A husband and wife from Missouri are demanding answers from U.S. Customs and Border Protection after the woman’s mother and terminally ill father — who were visiting from China on valid travel visas — were abruptly detained and deported following a family cruise to the Bahamas.
Now, the couple tells Fox News her parents are coming back to the country following the upsetting ordeal.
Joseph McDevitt and his wife Zhengjia had invited her parents, Huan Wang and Yuanjun Cui, on a cruise with the couple’s two small children during what was supposed to be a six-month stay in the country.
Cui, Zhengjia's father, is suffering from stage 4 cancer, so the McDevitts saw it as a way to reunite one last time before he passes, First Coast News reported.
Joseph, an Apache helicopter pilot for the National Guard, said the crew of the Carnival Elation had a few questions for the grandparents before boarding, though they were ultimately let on the ship. Upon returning on to port in Jacksonville, Fla., on May 21, however, Wang and Cui were separated from the rest of the family and “immediately” fingerprinted.
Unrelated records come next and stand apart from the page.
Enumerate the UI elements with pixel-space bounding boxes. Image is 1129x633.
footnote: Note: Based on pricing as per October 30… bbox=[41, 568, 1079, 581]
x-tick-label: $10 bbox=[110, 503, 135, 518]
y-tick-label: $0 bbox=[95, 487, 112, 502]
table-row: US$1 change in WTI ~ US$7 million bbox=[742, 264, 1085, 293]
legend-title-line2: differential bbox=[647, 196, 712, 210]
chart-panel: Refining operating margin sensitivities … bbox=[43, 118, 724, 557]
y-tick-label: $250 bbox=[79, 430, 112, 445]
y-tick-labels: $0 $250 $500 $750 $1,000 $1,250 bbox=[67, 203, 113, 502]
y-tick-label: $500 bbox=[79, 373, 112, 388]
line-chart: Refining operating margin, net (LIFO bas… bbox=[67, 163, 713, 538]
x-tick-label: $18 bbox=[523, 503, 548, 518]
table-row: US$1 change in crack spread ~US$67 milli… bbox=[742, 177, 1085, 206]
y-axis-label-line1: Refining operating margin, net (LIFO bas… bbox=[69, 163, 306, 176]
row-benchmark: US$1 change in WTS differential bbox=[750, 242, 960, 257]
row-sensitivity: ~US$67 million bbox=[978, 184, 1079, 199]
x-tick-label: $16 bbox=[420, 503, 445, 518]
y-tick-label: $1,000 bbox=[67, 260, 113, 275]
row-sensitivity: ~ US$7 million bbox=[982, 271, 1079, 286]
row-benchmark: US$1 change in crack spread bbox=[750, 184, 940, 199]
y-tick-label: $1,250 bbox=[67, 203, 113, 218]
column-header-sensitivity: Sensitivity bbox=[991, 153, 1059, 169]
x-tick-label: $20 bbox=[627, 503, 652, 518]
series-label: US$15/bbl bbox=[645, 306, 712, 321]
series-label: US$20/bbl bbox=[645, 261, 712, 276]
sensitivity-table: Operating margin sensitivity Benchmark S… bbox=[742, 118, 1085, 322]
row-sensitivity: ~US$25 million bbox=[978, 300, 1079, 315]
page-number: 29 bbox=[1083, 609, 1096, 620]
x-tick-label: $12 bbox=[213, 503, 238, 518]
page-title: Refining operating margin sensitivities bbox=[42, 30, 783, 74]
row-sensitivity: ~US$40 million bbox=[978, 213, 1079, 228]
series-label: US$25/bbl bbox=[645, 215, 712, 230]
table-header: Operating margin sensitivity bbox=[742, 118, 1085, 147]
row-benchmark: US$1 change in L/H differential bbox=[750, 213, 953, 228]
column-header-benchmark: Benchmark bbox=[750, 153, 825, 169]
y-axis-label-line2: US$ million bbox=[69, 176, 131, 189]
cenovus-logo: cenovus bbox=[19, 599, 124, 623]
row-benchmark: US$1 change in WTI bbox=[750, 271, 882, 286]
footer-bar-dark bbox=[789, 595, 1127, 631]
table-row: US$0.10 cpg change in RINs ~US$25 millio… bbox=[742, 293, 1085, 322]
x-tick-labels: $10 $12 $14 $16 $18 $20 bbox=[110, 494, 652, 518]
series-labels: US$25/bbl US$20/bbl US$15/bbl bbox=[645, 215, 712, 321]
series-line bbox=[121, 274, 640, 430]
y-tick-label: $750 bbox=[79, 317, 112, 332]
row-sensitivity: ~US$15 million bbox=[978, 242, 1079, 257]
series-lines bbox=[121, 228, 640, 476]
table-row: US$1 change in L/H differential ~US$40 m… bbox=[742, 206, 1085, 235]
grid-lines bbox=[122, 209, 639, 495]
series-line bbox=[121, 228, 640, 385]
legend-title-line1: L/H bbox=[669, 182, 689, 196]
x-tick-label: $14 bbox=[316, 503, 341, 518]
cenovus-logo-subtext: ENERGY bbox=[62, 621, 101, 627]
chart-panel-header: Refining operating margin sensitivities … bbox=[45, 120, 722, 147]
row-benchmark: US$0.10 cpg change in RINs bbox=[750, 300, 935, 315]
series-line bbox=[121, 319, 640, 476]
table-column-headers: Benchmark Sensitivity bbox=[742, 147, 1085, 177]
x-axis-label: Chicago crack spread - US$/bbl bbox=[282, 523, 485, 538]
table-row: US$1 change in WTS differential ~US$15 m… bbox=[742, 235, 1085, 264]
The rest of the family was also detained, and that was the last the McDevitts saw of Wang and Cui. The couple told First Coast News they believed the two were deported back to China.
Zhengjia also confirmed to Fox News that she had been in contact with her parents, who had landed at the Beijing airport and were waiting to board a flight right back to the U.S.
However, according to Snopes.com, the pair is planning to return on June 19 instead.
Following Cui's detainment and deportation, Susan Pai, an immigration lawyer for the family, shared footage of an officer claiming that Wang and Cui had filed for a “withdrawal” of their visas — but she claims the two did not understand English and may have only signed withdrawal papers under pressure from U.S. Customs and Border officials.
Pai further claimed on YouTube that the CBP issued a “contradictory statement” five hours after they claimed Wang and Cui withdrew their visas, and that they later reported the two were denied admission into the country.
The CBP released a statement to First Coast News, but would not give specifics on Wang and Cui’s status or infractions.
“Under U.S. immigration law [Section 291 of the INA [8 USC 1361] applicants for admission bear the burden of proof to establish that they are clearly eligible to enter the United States,” the statement read in part. “In order to demonstrate that they are admissible, the applicants must overcome ALL grounds of inadmissibility.”
The CBP explained grounds for inadmissibility include health reasons, security reasons, illegal entry and criminal convictions.
The Carnival Corporation, too, told First Coast News it knew no specifics regarding Wang and Cui, but confirmed that passports are required from foreign nationals before boarding. The cruise line added that crew members will provide the CBP with passengers’ documentation if requested.
“So we do not know what the issue is with these passengers or why they were detained nor would we know. It is up to each passenger to comply with U.S. immigration law,” the company said.
McDevitt said he was told Carnival paid for his in-laws’ trip home, but he worried that they did not have their money on them, or even their keys, when they were abruptly separated. Zhengjia had also shared footage of her and her husband being denied access to her parents after they were allegedly told they could hand them some cash before they were flown to China. (Warning: Video contains strong language.)
The McDevitts now say they wished they had never invited her parents. Moreover, Joseph partially blames Carnival for letting his in-laws board the boat in the first place.
"If there was any reason they couldn't let us return to the U.S., they should not have let us on that boat," he told KOMU.
On Thursday morning, Zhengjia told Fox News she boarded a flight to Seattle to meet her parents when they arrive back in America.